Thanks for the summary on Buffett's principles ! A good refresher for me though I've been reading and re-reading some books written on his methods already. Your own interspersed comments are also very applicable to our Singapore context (e.g. no capital gains taxes here).


fishman said...

Hey Berkshire!

Good post! Did you write all these yourself? Wow! If you are going to publish a book, I'll surely buy!

Great summary of Buffett's principles as musicwhiz said.

There's something I don't understand and hope you could discuss further. You mentioned "There’re seemingly scientific approaches such as discounted cash flow which are taught in most corporate finance is both highly subjective and very difficult for an individual investor to apply with accuracy." and that one solution is to "purchase stocks at a price below its net working capital". I've sort of figure out what Discounted cash flow is about. But net working capital?!

Isn't it a function of financial analysis? And how do I equate it to price? I mean it's basicaly (current asset - current liability)isn't it?

Hope you don't find my questions a bother! Thanks!

Berkshire said...

Hi Fishmen,

Thank you for the compliments but I think I do not deserve as much as is thought. In Pabrai Mobnish words that totally describe how I work, I'm just a "shameless cloner."

In part, my virtues towards intelligent investing is best described by Charlie Munger towards Berkshire Hathaway's method: "There are certain virtues that are common in all of Berkshire's subsidiaries. We don't create them -- we select companies that have them already. We just don't screw it up."

So besides not creating any new idea on my part, I clone them shamelessly as best as I can understand. Also, one day, I would like to write a book on something that can make a difference to people who want to make a difference for themselves. Investing is just part of the process.

As for net working capital, you are about right. Just that you need to deduct all liabilities (current & non current) plus minority interest and negative goodwill if applicable.

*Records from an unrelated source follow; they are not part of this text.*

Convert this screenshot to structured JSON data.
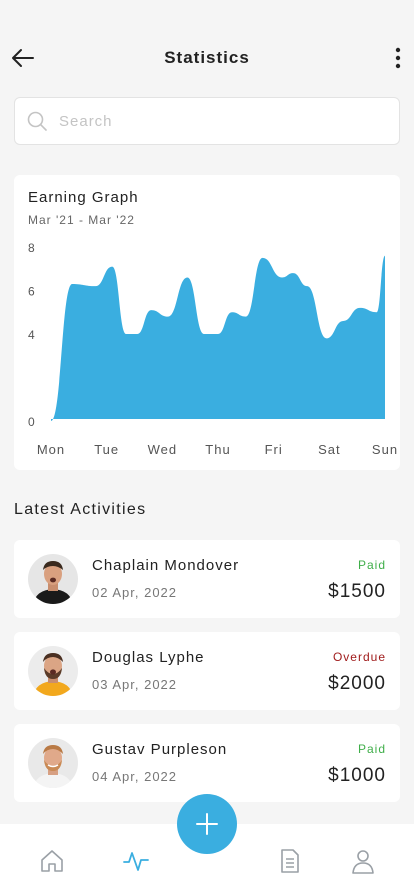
{
  "header": {
    "title": "Statistics",
    "back_icon": "back-arrow-icon",
    "more_icon": "more-vertical-icon"
  },
  "search": {
    "placeholder": "Search",
    "value": ""
  },
  "graph": {
    "title": "Earning Graph",
    "subtitle": "Mar '21 - Mar '22",
    "color": "#3aaee0"
  },
  "chart_data": {
    "type": "area",
    "title": "Earning Graph",
    "subtitle": "Mar '21 - Mar '22",
    "categories": [
      "Mon",
      "Tue",
      "Wed",
      "Thu",
      "Fri",
      "Sat",
      "Sun"
    ],
    "ylim": [
      0,
      8
    ],
    "yticks": [
      0,
      4,
      6,
      8
    ],
    "series": [
      {
        "x": [
          0,
          0.38,
          0.8,
          1.1,
          1.35,
          1.55,
          1.8,
          2.1,
          2.45,
          2.75,
          3.0,
          3.25,
          3.5,
          3.8,
          4.15,
          4.35,
          4.6,
          4.95,
          5.25,
          5.55,
          5.85,
          6.0
        ],
        "values": [
          0,
          6.3,
          6.2,
          7.1,
          4.0,
          4.0,
          5.1,
          4.8,
          6.6,
          4.0,
          4.0,
          5.0,
          4.8,
          7.5,
          6.6,
          6.8,
          6.2,
          3.8,
          4.6,
          5.2,
          5.0,
          7.6
        ]
      }
    ]
  },
  "activities": {
    "title": "Latest Activities",
    "items": [
      {
        "name": "Chaplain Mondover",
        "date": "02 Apr, 2022",
        "status": "Paid",
        "amount": "$1500"
      },
      {
        "name": "Douglas Lyphe",
        "date": "03 Apr, 2022",
        "status": "Overdue",
        "amount": "$2000"
      },
      {
        "name": "Gustav Purpleson",
        "date": "04 Apr, 2022",
        "status": "Paid",
        "amount": "$1000"
      }
    ]
  },
  "colors": {
    "accent": "#3aaee0",
    "paid": "#3fae49",
    "overdue": "#a01c1c",
    "inactive_icon": "#9aa0a6"
  },
  "bottom_nav": {
    "items": [
      "home-icon",
      "activity-icon",
      "add-icon",
      "document-icon",
      "profile-icon"
    ],
    "active": "activity-icon"
  }
}
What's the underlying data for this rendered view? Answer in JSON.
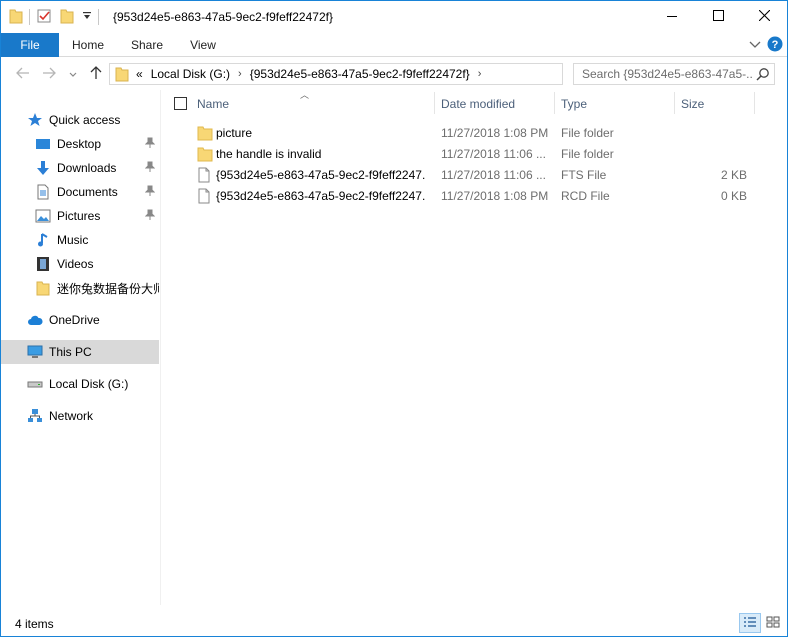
{
  "window": {
    "title": "{953d24e5-e863-47a5-9ec2-f9feff22472f}"
  },
  "ribbon": {
    "tabs": [
      {
        "label": "File"
      },
      {
        "label": "Home"
      },
      {
        "label": "Share"
      },
      {
        "label": "View"
      }
    ]
  },
  "address": {
    "overflow": "«",
    "crumbs": [
      "Local Disk (G:)",
      "{953d24e5-e863-47a5-9ec2-f9feff22472f}"
    ],
    "search_placeholder": "Search {953d24e5-e863-47a5-..."
  },
  "nav": {
    "items": [
      {
        "label": "Quick access",
        "icon": "star-icon"
      },
      {
        "label": "Desktop",
        "icon": "desktop-icon",
        "pinned": true
      },
      {
        "label": "Downloads",
        "icon": "download-arrow-icon",
        "pinned": true
      },
      {
        "label": "Documents",
        "icon": "documents-icon",
        "pinned": true
      },
      {
        "label": "Pictures",
        "icon": "pictures-icon",
        "pinned": true
      },
      {
        "label": "Music",
        "icon": "music-note-icon"
      },
      {
        "label": "Videos",
        "icon": "film-icon"
      },
      {
        "label": "迷你兔数据备份大师",
        "icon": "folder-icon"
      },
      {
        "label": "OneDrive",
        "icon": "cloud-icon"
      },
      {
        "label": "This PC",
        "icon": "computer-icon",
        "selected": true
      },
      {
        "label": "Local Disk (G:)",
        "icon": "drive-icon"
      },
      {
        "label": "Network",
        "icon": "network-icon"
      }
    ]
  },
  "columns": {
    "name": "Name",
    "date": "Date modified",
    "type": "Type",
    "size": "Size"
  },
  "files": [
    {
      "name": "picture",
      "date": "11/27/2018 1:08 PM",
      "type": "File folder",
      "size": "",
      "icon": "folder-icon"
    },
    {
      "name": "the handle is invalid",
      "date": "11/27/2018 11:06 ...",
      "type": "File folder",
      "size": "",
      "icon": "folder-icon"
    },
    {
      "name": "{953d24e5-e863-47a5-9ec2-f9feff2247...",
      "date": "11/27/2018 11:06 ...",
      "type": "FTS File",
      "size": "2 KB",
      "icon": "file-icon"
    },
    {
      "name": "{953d24e5-e863-47a5-9ec2-f9feff2247...",
      "date": "11/27/2018 1:08 PM",
      "type": "RCD File",
      "size": "0 KB",
      "icon": "file-icon"
    }
  ],
  "status": {
    "item_count": "4 items"
  },
  "colors": {
    "accent": "#1979ca",
    "folder": "#f8d775",
    "selected_nav": "#d9d9d9",
    "header_text": "#4c607a"
  }
}
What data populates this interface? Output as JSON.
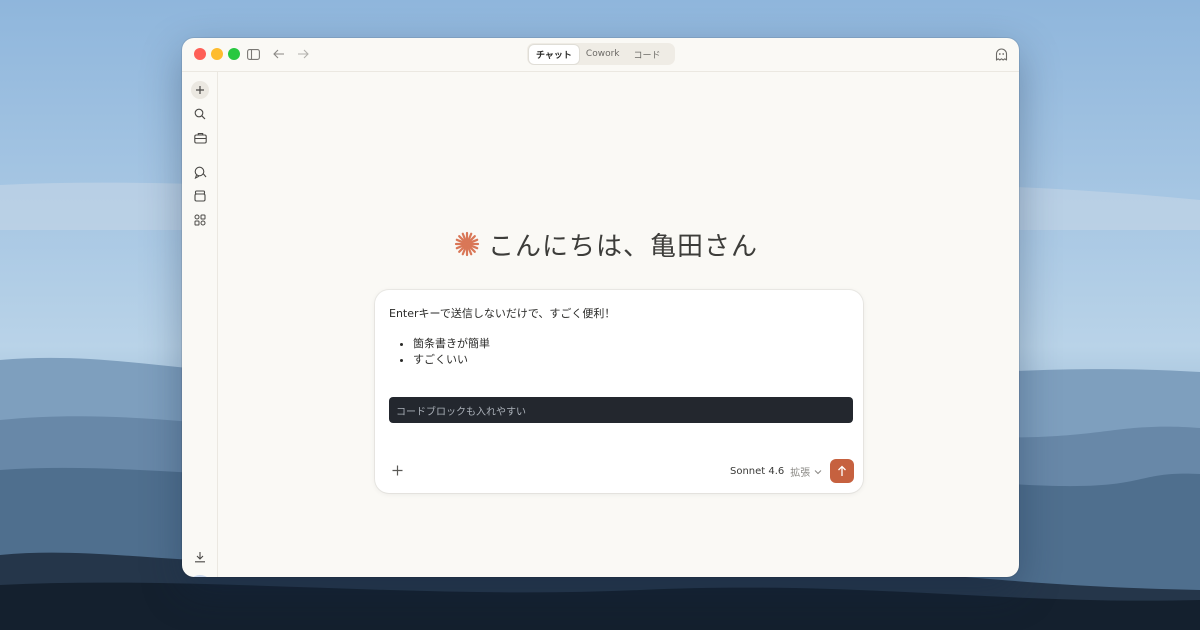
{
  "window": {
    "mode_tabs": [
      {
        "label": "チャット",
        "active": true
      },
      {
        "label": "Cowork",
        "active": false
      },
      {
        "label": "コード",
        "active": false
      }
    ]
  },
  "sidebar": {
    "icons": [
      "plus-icon",
      "search-icon",
      "briefcase-icon",
      "chat-bubbles-icon",
      "archive-icon",
      "apps-grid-icon",
      "download-icon"
    ]
  },
  "main": {
    "greeting": "こんにちは、亀田さん",
    "accent_color": "#d97757"
  },
  "composer": {
    "line1": "Enterキーで送信しないだけで、すごく便利！",
    "bullets": [
      "箇条書きが簡単",
      "すごくいい"
    ],
    "code_block": "コードブロックも入れやすい",
    "model_name": "Sonnet 4.6",
    "model_mode": "拡張",
    "send_color": "#c6613f"
  }
}
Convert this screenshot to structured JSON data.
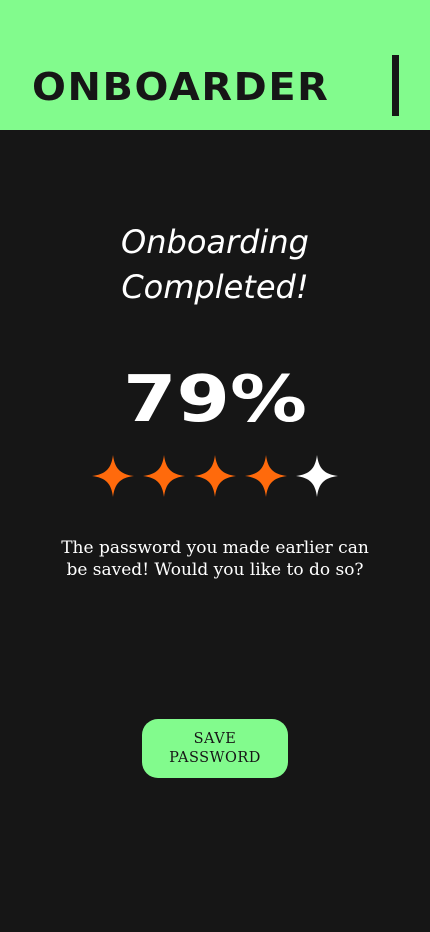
{
  "header": {
    "brand": "ONBOARDER"
  },
  "main": {
    "title_line1": "Onboarding",
    "title_line2": "Completed!",
    "percent": "79%",
    "rating": {
      "filled": 4,
      "total": 5,
      "filled_color": "#ff6a0c",
      "empty_color": "#ffffff"
    },
    "message_line1": "The password you made earlier can",
    "message_line2": "be saved! Would you like to do so?"
  },
  "action": {
    "save_line1": "SAVE",
    "save_line2": "PASSWORD"
  },
  "colors": {
    "background": "#161616",
    "accent": "#82fb8d",
    "text": "#ffffff"
  }
}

So if the current assets after accounting for all liabilities and minority interest, and it is a value that is above the market capitalization of a business, you have a margin of safety. But in truth, I think it is not the best method but just a method that is reasonable. Because buying a dollar for 50 cents only tells one side of the story and in truth, sometimes it takes for the 50 cents to reach a dollar in ten years and you wouldn't want that kind of deal. What you should want is a dollar that can compound at say 10% or 12% over time, i.e you would want a dollar that has over a dollar of market value.

That leads to intrinsic value, the best method to selecting an investment is through buying at a value that is less than intrinsic value or so-called owners' earnings over a period of time.

level13 said...


Good work to spread the teachings of warren buffett.

Being a value investor, I maintain a blog at

Do you mind if we exchange blog links?


Penny Stock Blog said...

I would like to comment about warren buffetts holding company berkshire hathaway investing in BYD auto company. This does not seem like the sort of thing that warren buffett generally invests in warren generally invests in fairly solid safe companies. This company does not seem to fit.


Warren buffett always has something interesting to say.